Fluorescence data from archived runs of our CMV assay, using Abbott ASR reagents on the Abbott m2000 system, were analyzed using CopyCount algorithm. CopyCount quantification was compared to original data using a calibration curve and Ct values. Nucleic acid quantitative standards (Qiagen), calibrators traceable to international units (CMVtc panel, Acrometrix), and patients were compared for linearity, precision, and accuracy.

Results

CopyCount results had a linear relationship with nucleic acid quantitative standard assigned values (r2>0.99; bias of log10 0.2 copies per reaction) and patient results by Ct method (r2>0.99). Raw CopyCount values do not account for extraction efficiency or concentration of the eluate, introducing a systematic bias between methods (bias -1.2 copies/ml).

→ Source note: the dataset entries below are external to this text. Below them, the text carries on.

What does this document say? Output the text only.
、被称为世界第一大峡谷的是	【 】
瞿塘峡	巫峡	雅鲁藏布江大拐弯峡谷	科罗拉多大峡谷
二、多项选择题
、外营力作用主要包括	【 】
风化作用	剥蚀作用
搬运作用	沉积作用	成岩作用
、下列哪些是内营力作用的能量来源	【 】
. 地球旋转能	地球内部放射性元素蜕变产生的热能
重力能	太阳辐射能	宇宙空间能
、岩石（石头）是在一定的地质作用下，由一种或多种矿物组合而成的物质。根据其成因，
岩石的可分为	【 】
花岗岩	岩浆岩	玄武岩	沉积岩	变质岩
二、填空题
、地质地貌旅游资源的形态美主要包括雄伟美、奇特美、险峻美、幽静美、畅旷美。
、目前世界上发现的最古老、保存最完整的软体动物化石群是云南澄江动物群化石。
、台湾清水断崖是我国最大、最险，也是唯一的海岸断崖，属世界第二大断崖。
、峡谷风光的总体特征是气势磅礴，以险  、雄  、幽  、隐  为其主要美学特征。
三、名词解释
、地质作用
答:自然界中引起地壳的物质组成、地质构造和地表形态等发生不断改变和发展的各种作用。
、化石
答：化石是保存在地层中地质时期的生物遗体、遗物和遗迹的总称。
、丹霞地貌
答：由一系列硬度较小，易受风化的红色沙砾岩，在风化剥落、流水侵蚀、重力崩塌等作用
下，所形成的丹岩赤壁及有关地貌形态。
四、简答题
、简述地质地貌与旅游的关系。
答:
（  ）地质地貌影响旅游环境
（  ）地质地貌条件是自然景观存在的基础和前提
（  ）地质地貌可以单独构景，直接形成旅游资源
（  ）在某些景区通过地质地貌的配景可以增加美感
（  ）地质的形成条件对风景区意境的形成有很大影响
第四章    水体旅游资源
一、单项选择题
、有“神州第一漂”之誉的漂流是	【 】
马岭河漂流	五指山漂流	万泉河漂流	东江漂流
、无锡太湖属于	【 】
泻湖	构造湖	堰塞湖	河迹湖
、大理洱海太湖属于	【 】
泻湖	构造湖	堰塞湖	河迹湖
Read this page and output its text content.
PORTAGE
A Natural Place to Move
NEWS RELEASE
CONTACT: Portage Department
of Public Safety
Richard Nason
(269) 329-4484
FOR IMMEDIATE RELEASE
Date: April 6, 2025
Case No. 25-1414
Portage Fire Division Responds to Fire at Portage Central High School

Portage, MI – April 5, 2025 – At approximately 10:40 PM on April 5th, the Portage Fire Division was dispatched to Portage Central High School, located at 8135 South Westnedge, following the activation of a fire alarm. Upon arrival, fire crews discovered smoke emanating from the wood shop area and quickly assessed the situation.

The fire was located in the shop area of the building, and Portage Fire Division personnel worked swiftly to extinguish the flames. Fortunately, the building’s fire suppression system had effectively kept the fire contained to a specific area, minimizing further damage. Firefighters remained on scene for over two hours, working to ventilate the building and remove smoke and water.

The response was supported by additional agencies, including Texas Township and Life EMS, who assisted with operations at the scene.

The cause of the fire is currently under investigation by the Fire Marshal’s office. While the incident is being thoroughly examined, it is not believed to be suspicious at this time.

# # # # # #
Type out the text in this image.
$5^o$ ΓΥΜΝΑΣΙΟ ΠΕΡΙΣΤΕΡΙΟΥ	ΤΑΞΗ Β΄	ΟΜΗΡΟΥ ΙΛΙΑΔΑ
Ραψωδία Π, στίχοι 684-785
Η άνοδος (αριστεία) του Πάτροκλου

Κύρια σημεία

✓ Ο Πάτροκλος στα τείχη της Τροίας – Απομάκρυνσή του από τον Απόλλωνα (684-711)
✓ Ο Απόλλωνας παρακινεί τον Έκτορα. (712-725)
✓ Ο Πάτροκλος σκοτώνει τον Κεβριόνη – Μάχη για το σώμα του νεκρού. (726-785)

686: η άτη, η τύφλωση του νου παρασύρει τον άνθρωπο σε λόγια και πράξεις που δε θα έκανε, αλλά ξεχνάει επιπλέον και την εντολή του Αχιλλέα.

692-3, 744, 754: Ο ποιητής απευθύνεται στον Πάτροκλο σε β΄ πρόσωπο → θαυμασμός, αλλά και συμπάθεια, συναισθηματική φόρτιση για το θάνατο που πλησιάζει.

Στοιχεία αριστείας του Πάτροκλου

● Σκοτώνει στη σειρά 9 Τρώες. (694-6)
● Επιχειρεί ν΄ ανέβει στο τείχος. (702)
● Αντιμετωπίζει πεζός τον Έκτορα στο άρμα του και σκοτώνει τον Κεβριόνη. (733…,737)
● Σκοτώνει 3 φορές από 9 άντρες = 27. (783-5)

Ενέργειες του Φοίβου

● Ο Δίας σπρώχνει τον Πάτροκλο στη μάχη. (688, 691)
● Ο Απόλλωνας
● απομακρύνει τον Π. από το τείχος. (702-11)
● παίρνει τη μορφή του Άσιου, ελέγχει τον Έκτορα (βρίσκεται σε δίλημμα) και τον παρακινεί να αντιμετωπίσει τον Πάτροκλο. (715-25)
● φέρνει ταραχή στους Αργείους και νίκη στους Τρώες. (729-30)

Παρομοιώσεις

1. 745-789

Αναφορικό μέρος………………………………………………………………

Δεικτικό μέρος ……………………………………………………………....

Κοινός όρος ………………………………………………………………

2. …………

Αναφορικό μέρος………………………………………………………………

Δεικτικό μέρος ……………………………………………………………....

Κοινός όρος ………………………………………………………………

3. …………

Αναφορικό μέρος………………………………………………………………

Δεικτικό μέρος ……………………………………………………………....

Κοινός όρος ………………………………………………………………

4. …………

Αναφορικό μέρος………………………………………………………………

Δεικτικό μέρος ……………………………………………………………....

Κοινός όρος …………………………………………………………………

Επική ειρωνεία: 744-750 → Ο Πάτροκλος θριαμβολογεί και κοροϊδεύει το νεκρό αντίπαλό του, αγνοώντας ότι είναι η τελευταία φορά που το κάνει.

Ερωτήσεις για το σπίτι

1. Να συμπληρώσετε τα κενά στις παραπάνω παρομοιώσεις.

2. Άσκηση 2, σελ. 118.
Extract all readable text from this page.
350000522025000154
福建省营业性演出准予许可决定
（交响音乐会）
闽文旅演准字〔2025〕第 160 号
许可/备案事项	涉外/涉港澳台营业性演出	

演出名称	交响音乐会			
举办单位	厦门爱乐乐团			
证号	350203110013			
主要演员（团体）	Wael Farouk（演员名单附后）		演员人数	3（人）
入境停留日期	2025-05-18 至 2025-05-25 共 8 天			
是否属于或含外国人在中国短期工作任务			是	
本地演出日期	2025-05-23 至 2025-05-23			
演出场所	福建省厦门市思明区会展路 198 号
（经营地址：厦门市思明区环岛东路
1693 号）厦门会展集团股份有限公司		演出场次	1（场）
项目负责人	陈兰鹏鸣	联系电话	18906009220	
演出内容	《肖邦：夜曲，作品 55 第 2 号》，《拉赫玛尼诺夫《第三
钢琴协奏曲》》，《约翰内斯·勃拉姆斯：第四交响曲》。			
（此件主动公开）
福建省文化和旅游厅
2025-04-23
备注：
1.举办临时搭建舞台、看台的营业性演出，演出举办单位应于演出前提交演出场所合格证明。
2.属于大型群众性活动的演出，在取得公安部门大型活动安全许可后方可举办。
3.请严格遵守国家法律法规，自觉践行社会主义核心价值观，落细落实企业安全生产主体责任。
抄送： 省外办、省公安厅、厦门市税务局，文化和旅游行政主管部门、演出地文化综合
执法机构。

Evaluation of the CopyCount values from the extracted CMVtc panel demonstrated a linear relationship (r2>0.98) and provided a correction factor for extraction efficiency. Using this correction, the relationship between CopyCount and patient values remained linear (r2>0.99) with a reduced bias of log10 0.08 IU/ml. Precision of quantitative standard results (4 standards in duplicate over 10 runs) was a total standard deviation range of 0.05-0.15 log10 copies/rxn for CopyCount vs 0.02-0.16 log10 copies/ml for the current Ct method.

Conclusions

The CopyCount method performed similarly to the conventional Ct method for quantitation of CMV from patient samples and quantitative standards with excellent linearity and comparable precision. A correction factor or formula is required to DNA concentration in the PCR reaction to the concentration in the original specimen. A one-time calibration, using 1.5 copies per reaction as recommended by the software company to optimize the curve analysis formula, may further improve the accuracy of quantitation.